Moreover, on the state level, new legislation has been enacted to regulate online political ads. These laws range widely, with some extending existing TV and radio ad requirements to online political advertising, while others impose new recordkeeping requirements on online platforms and ad networks. Given the diverse range of state laws, political advertisers and online platforms must diligently review each advertisement to ensure compliance with all legal requirements.
First Amendment Issues
Few would argue that deepfakes are forms of expression, and many forms of expression enjoy freedom of speech protections. While the use of AI to manipulate images and videos is a concern, its use does not represent the first instances of media manipulation to make political opponents look bad. Politicians and their handlers have long resorted to Photoshop, “creative” video edits, and out-of-context quotes. Focusing solely on the technology may overlook the real issue: deception, say several industry insiders.

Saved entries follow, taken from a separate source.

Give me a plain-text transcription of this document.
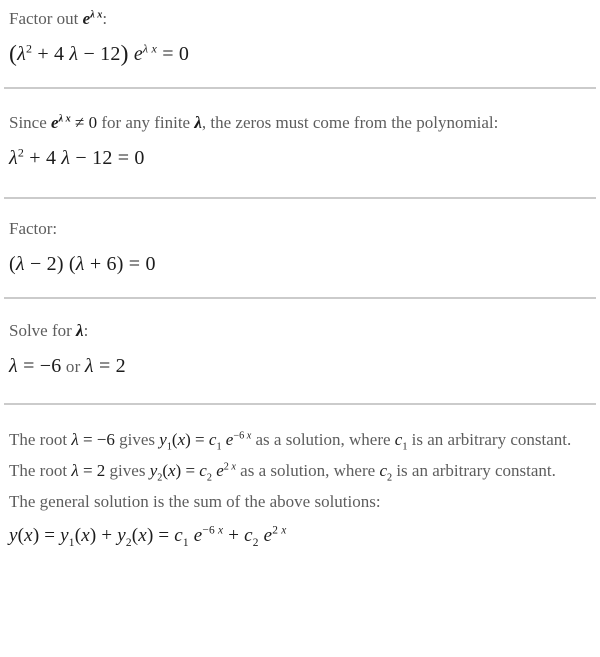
Factor out $e^{\lambda x}$:

($\lambda^2 + 4$ λ − 12) $e^{\lambda x} = 0$

Since $e^{\lambda x} \ne 0$ for any finite λ, the zeros must come from the polynomial:

$\lambda^2 + 4$ λ − 12 = 0

Factor:

(λ − 2) (λ + 6) = 0

Solve for λ:

λ = −6 or λ = 2

The root λ = −6 gives $y_1(x) = c_1$ $e^{-6}$ $^x$ as a solution, where $c_1$ is an arbitrary constant.

The root λ = 2 gives $y_2(x) = c_2$ $e^2$ $^x$ as a solution, where $c_2$ is an arbitrary constant.

The general solution is the sum of the above solutions:

$y(x) = y_1(x) + y_2(x) = c_1$ $e^{-6}$ $^x + c_2$ $e^2$ $^x$
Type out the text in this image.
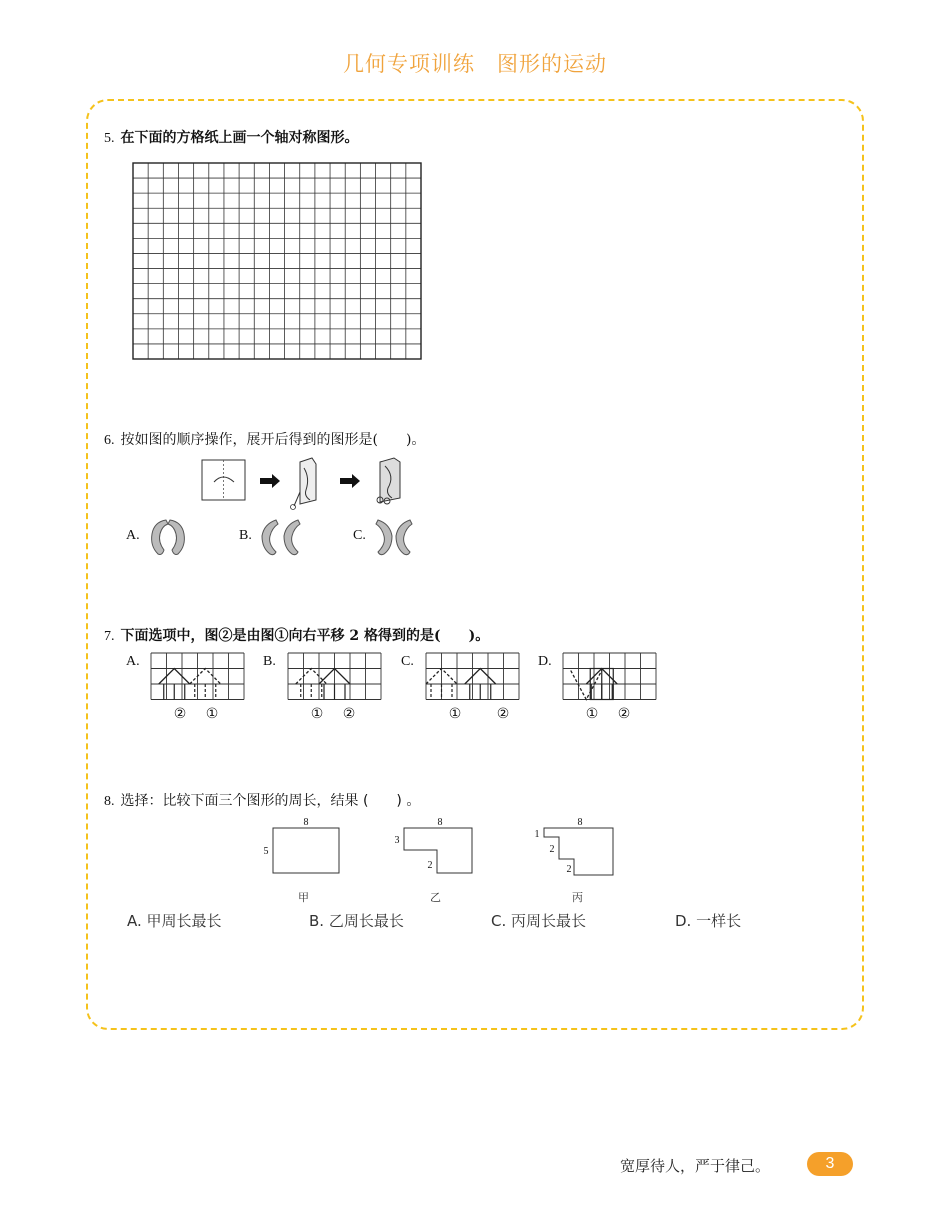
几何专项训练 图形的运动
5. 在下面的方格纸上画一个轴对称图形。
6. 按如图的顺序操作，展开后得到的图形是(　　)。
A.	B.	C.
7. 下面选项中，图②是由图①向右平移 2 格得到的是(　　)。
A.
② ①
B.
① ②
C.
①	②
D.
① ②
8. 选择：比较下面三个图形的周长，结果 (　　) 。
8
5
甲
8
3
2
乙
8
1
2
2
丙
A. 甲周长最长	B. 乙周长最长	C. 丙周长最长	D. 一样长
宽厚待人，严于律己。	3
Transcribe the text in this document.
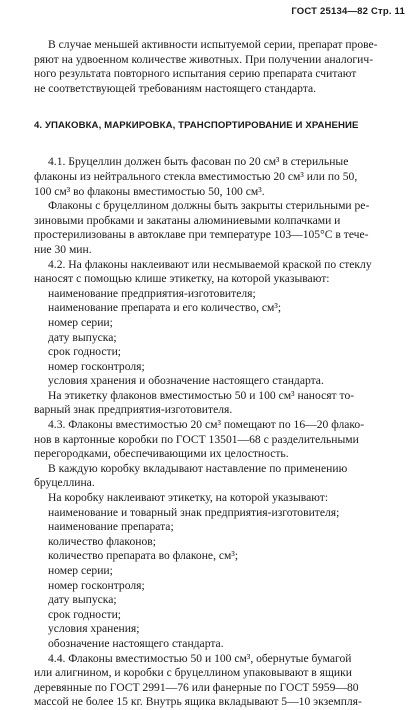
ГОСТ 25134—82 Стр. 11

В случае меньшей активности испытуемой серии, препарат прове-

ряют на удвоенном количестве животных. При получении аналогич-

ного результата повторного испытания серию препарата считают

не соответствующей требованиям настоящего стандарта.

4. УПАКОВКА, МАРКИРОВКА, ТРАНСПОРТИРОВАНИЕ И ХРАНЕНИЕ

4.1. Бруцеллин должен быть фасован по 20 см³ в стерильные

флаконы из нейтрального стекла вместимостью 20 см³ или по 50,

100 см³ во флаконы вместимостью 50, 100 см³.

Флаконы с бруцеллином должны быть закрыты стерильными ре-

зиновыми пробками и закатаны алюминиевыми колпачками и

простерилизованы в автоклаве при температуре 103—105°С в тече-

ние 30 мин.

4.2. На флаконы наклеивают или несмываемой краской по стеклу

наносят с помощью клише этикетку, на которой указывают:

наименование предприятия-изготовителя;

наименование препарата и его количество, см³;

номер серии;

дату выпуска;

срок годности;

номер госконтроля;

условия хранения и обозначение настоящего стандарта.

На этикетку флаконов вместимостью 50 и 100 см³ наносят то-

варный знак предприятия-изготовителя.

4.3. Флаконы вместимостью 20 см³ помещают по 16—20 флако-

нов в картонные коробки по ГОСТ 13501—68 с разделительными

перегородками, обеспечивающими их целостность.

В каждую коробку вкладывают наставление по применению

бруцеллина.

На коробку наклеивают этикетку, на которой указывают:

наименование и товарный знак предприятия-изготовителя;

наименование препарата;

количество флаконов;

количество препарата во флаконе, см³;

номер серии;

номер госконтроля;

дату выпуска;

срок годности;

условия хранения;

обозначение настоящего стандарта.

4.4. Флаконы вместимостью 50 и 100 см³, обернутые бумагой

или алигнином, и коробки с бруцеллином упаковывают в ящики

деревянные по ГОСТ 2991—76 или фанерные по ГОСТ 5959—80

массой не более 15 кг. Внутрь ящика вкладывают 5—10 экземпля-
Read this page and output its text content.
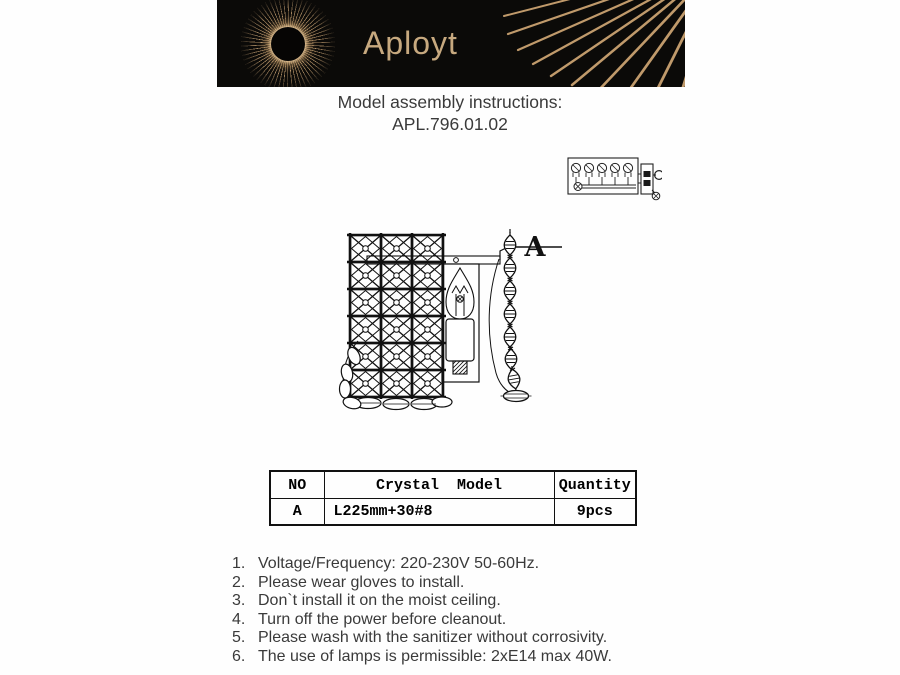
Aployt
Model assembly instructions:
APL.796.01.02
A
NO	Crystal  Model	Quantity
A	L225mm+30#8	9pcs
1. Voltage/Frequency: 220-230V 50-60Hz.
2. Please wear gloves to install.
3. Don`t install it on the moist ceiling.
4. Turn off the power before cleanout.
5. Please wash with the sanitizer without corrosivity.
6. The use of lamps is permissible: 2xE14 max 40W.
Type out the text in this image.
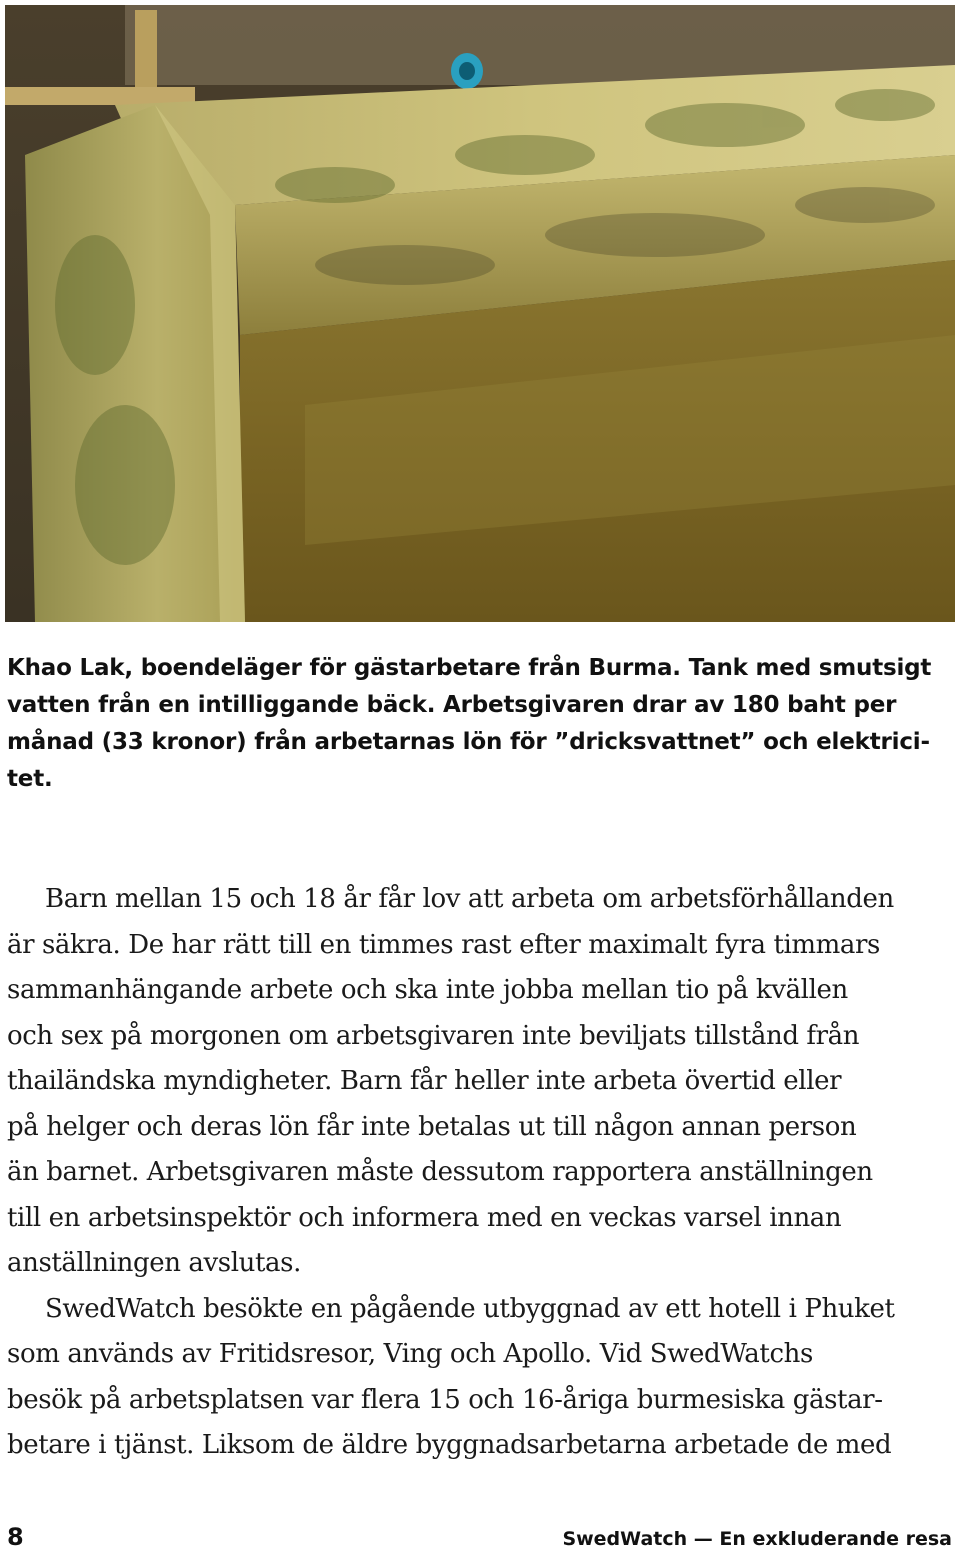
Khao Lak, boendeläger för gästarbetare från Burma. Tank med smutsigt
vatten från en intilliggande bäck. Arbetsgivaren drar av 180 baht per
månad (33 kronor) från arbetarnas lön för ”dricksvattnet” och elektrici-
tet.
Barn mellan 15 och 18 år får lov att arbeta om arbetsförhållanden
är säkra. De har rätt till en timmes rast efter maximalt fyra timmars
sammanhängande arbete och ska inte jobba mellan tio på kvällen
och sex på morgonen om arbetsgivaren inte beviljats tillstånd från
thailändska myndigheter. Barn får heller inte arbeta övertid eller
på helger och deras lön får inte betalas ut till någon annan person
än barnet. Arbetsgivaren måste dessutom rapportera anställningen
till en arbetsinspektör och informera med en veckas varsel innan
anställningen avslutas.
SwedWatch besökte en pågående utbyggnad av ett hotell i Phuket
som används av Fritidsresor, Ving och Apollo. Vid SwedWatchs
besök på arbetsplatsen var flera 15 och 16-åriga burmesiska gästar-
betare i tjänst. Liksom de äldre byggnadsarbetarna arbetade de med
8	SwedWatch — En exkluderande resa
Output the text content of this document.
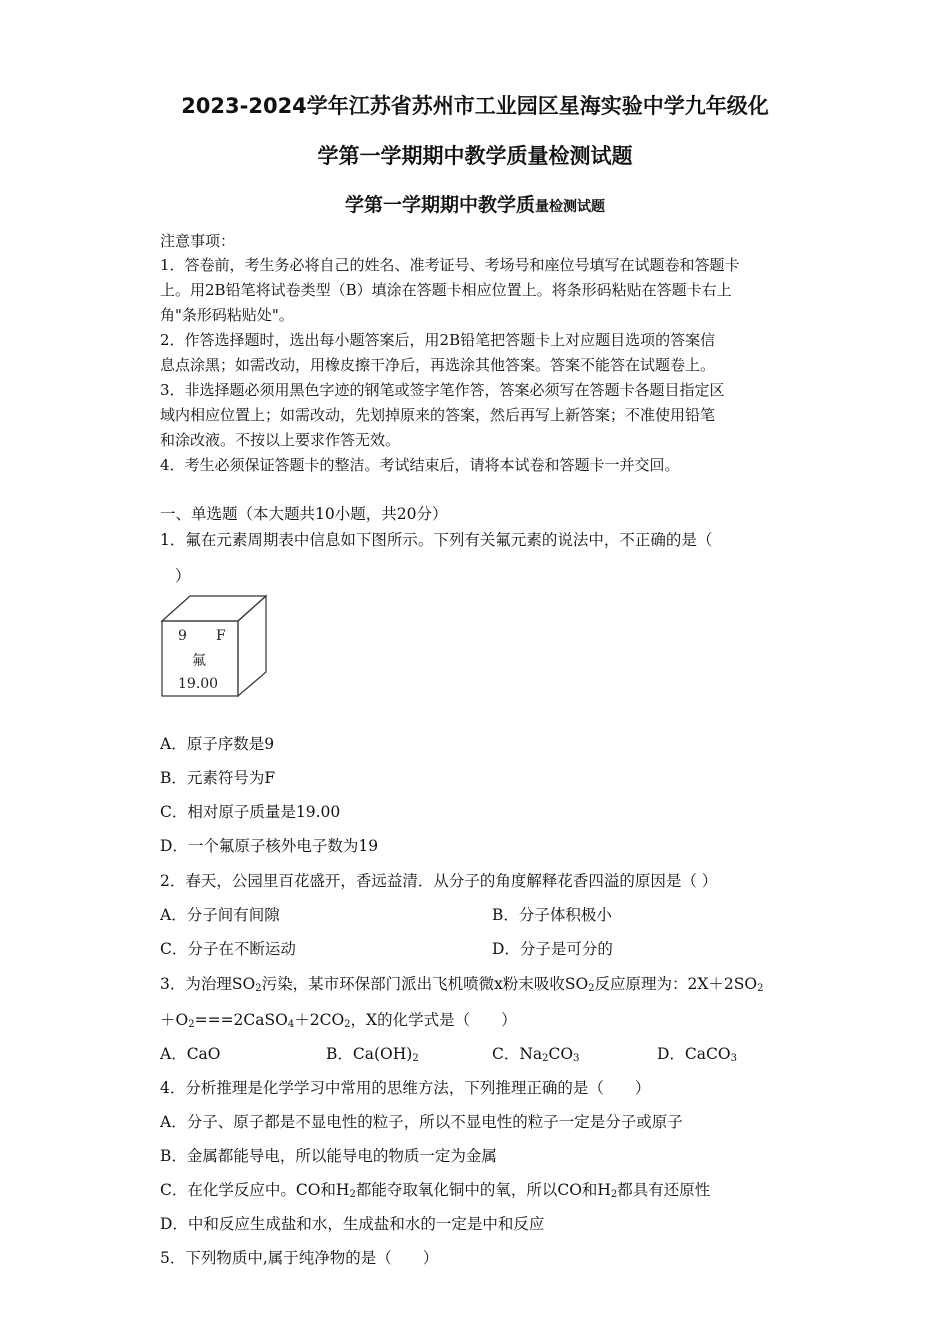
2023-2024学年江苏省苏州市工业园区星海实验中学九年级化
学第一学期期中教学质量检测试题
学第一学期期中教学质量检测试题
注意事项：
1．答卷前，考生务必将自己的姓名、准考证号、考场号和座位号填写在试题卷和答题卡
上。用2B铅笔将试卷类型（B）填涂在答题卡相应位置上。将条形码粘贴在答题卡右上
角"条形码粘贴处"。
2．作答选择题时，选出每小题答案后，用2B铅笔把答题卡上对应题目选项的答案信
息点涂黑；如需改动，用橡皮擦干净后，再选涂其他答案。答案不能答在试题卷上。
3．非选择题必须用黑色字迹的钢笔或签字笔作答，答案必须写在答题卡各题目指定区
域内相应位置上；如需改动，先划掉原来的答案，然后再写上新答案；不准使用铅笔
和涂改液。不按以上要求作答无效。
4．考生必须保证答题卡的整洁。考试结束后，请将本试卷和答题卡一并交回。
一、单选题（本大题共10小题，共20分）
1．氟在元素周期表中信息如下图所示。下列有关氟元素的说法中，不正确的是（
）
9 F
氟
19.00
A．原子序数是9
B．元素符号为F
C．相对原子质量是19.00
D．一个氟原子核外电子数为19
2．春天，公园里百花盛开，香远益清．从分子的角度解释花香四溢的原因是（ ）
A．分子间有间隙	B．分子体积极小
C．分子在不断运动	D．分子是可分的
3．为治理$SO_2$污染，某市环保部门派出飞机喷微x粉末吸收$SO_2$反应原理为：$2X+2SO_2$
$+O_2===2CaSO_4+2CO_2$，X的化学式是（　　）
A．CaO	B．$Ca(OH)_2$	C．$Na_2CO_3$	D．CaCO$_3$
4．分析推理是化学学习中常用的思维方法，下列推理正确的是（　　）
A．分子、原子都是不显电性的粒子，所以不显电性的粒子一定是分子或原子
B．金属都能导电，所以能导电的物质一定为金属
C．在化学反应中。CO和$H_2$都能夺取氧化铜中的氧，所以CO和$H_2$都具有还原性
D．中和反应生成盐和水，生成盐和水的一定是中和反应
5．下列物质中,属于纯净物的是（　　）
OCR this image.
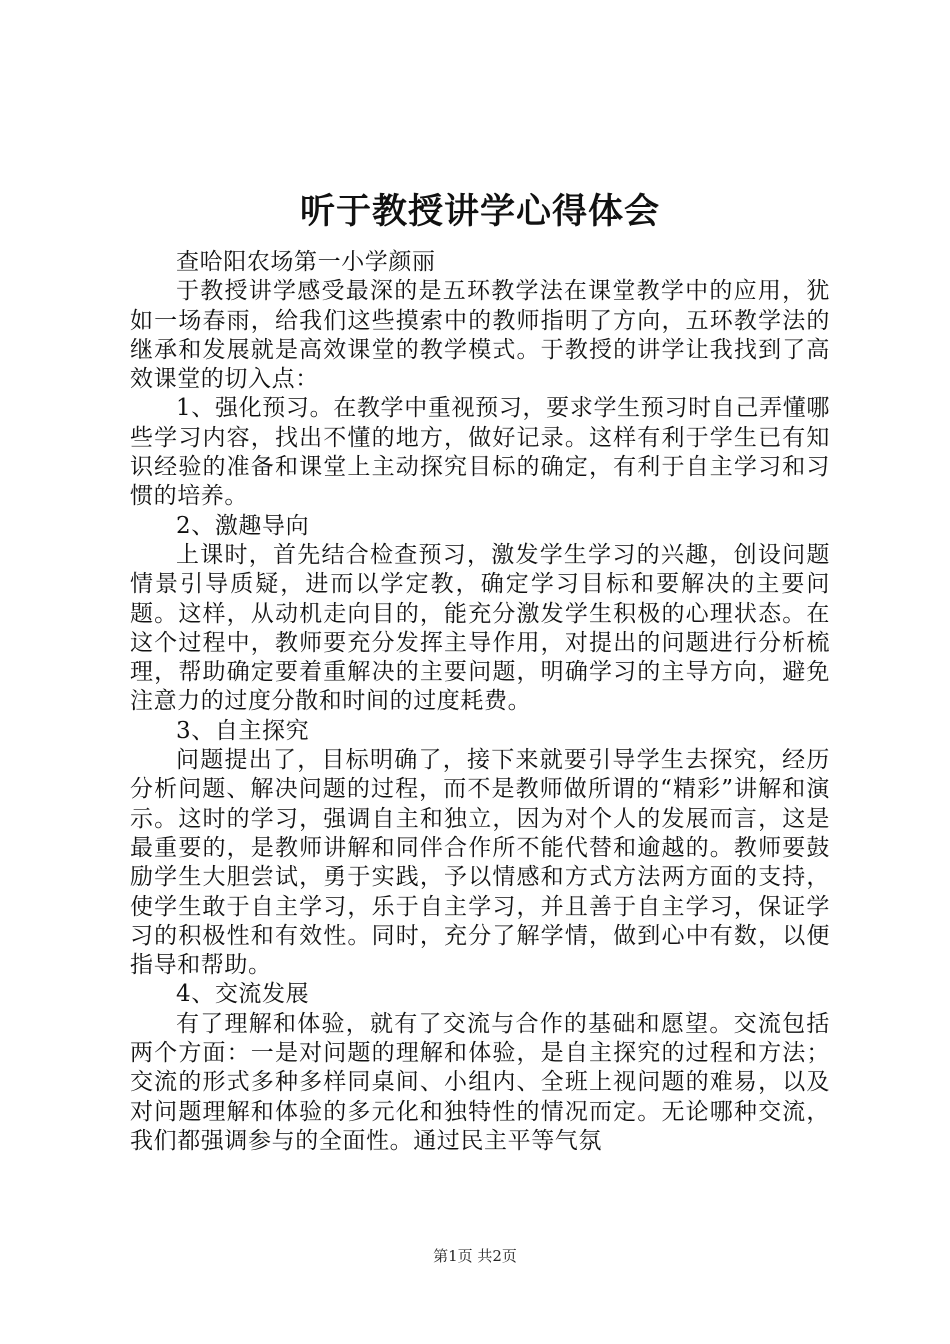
听于教授讲学心得体会

查哈阳农场第一小学颜丽

于教授讲学感受最深的是五环教学法在课堂教学中的应用，犹如一场春雨，给我们这些摸索中的教师指明了方向，五环教学法的继承和发展就是高效课堂的教学模式。于教授的讲学让我找到了高效课堂的切入点：

1、强化预习。在教学中重视预习，要求学生预习时自己弄懂哪些学习内容，找出不懂的地方，做好记录。这样有利于学生已有知识经验的准备和课堂上主动探究目标的确定，有利于自主学习和习惯的培养。

2、激趣导向

上课时，首先结合检查预习，激发学生学习的兴趣，创设问题情景引导质疑，进而以学定教，确定学习目标和要解决的主要问题。这样，从动机走向目的，能充分激发学生积极的心理状态。在这个过程中，教师要充分发挥主导作用，对提出的问题进行分析梳理，帮助确定要着重解决的主要问题，明确学习的主导方向，避免注意力的过度分散和时间的过度耗费。

3、自主探究

问题提出了，目标明确了，接下来就要引导学生去探究，经历分析问题、解决问题的过程，而不是教师做所谓的“精彩”讲解和演示。这时的学习，强调自主和独立，因为对个人的发展而言，这是最重要的，是教师讲解和同伴合作所不能代替和逾越的。教师要鼓励学生大胆尝试，勇于实践，予以情感和方式方法两方面的支持，使学生敢于自主学习，乐于自主学习，并且善于自主学习，保证学习的积极性和有效性。同时，充分了解学情，做到心中有数，以便指导和帮助。

4、交流发展

有了理解和体验，就有了交流与合作的基础和愿望。交流包括两个方面：一是对问题的理解和体验，是自主探究的过程和方法；交流的形式多种多样同桌间、小组内、全班上视问题的难易，以及对问题理解和体验的多元化和独特性的情况而定。无论哪种交流，我们都强调参与的全面性。通过民主平等气氛

第1页 共2页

Some free-speech advocates say that political campaigns already use deceptive techniques either to promote their candidates or to weaken their opponents.
Even before the advent of AI tools, campaigns have used other methods to deceptively edit images, audio, and video, said Ari Cohn, free speech counsel at TechFreedom, a nonprofit that focuses on internet freedom and technology.
“If you think [deceptive ads are] a problem then it would make sense to address it, whether it’s created by AI or not,” Ari Cohn, a lawyer for TechFreedom told Roll Call. “I’m not sure it makes sense to address it only when an ad is generated by AI.”
Creating legislation that narrowly targets deceptive uses of AI without encroaching on standard campaign practices would prove difficult and involve judgment calls about whether alterations made to an image or video are indistinct and cross the line separating deepfakes and acceptable post-production techniques.
This sentiment is echoed by Senator Bill Hagerty (R-TN), who expressed concerns about stifling both speech rights and the potential positive applications of AI through heavy-handed regulation. Hagerty argues against rushing into regulatory action without fully understanding the implications of emerging technologies, particularly when it could limit political speech.
Legal frameworks are being considered to regulate the use of deepfakes in political advertising while respecting free speech rights.
Technological solutions may provide a way forward. As AI continues to evolve, so do the tools to detect and authenticate content. The integration of blockchain technology could play a pivotal role in distinguishing genuine content from manipulated ones. However, as AI-generated content becomes more commonplace, there is a risk of the ‘liar’s dividend’ – a phenomenon where the mere prevalence of fabricated content makes people more skeptical of anything they see – even true information. This could allow political actors to cast doubt on reliable information and claim that damaging statements they make are actually deepfakes.
Striking this balance demands a thoughtful and measured approach, as well as a comprehensive understanding of the potential remedies available under existing law. These may include making it easier for victims to seek recourse through defamation and privacy laws, data protection regulations, and intellectual property rights enforcement. Their applicability will depend on the specific circumstances of each case.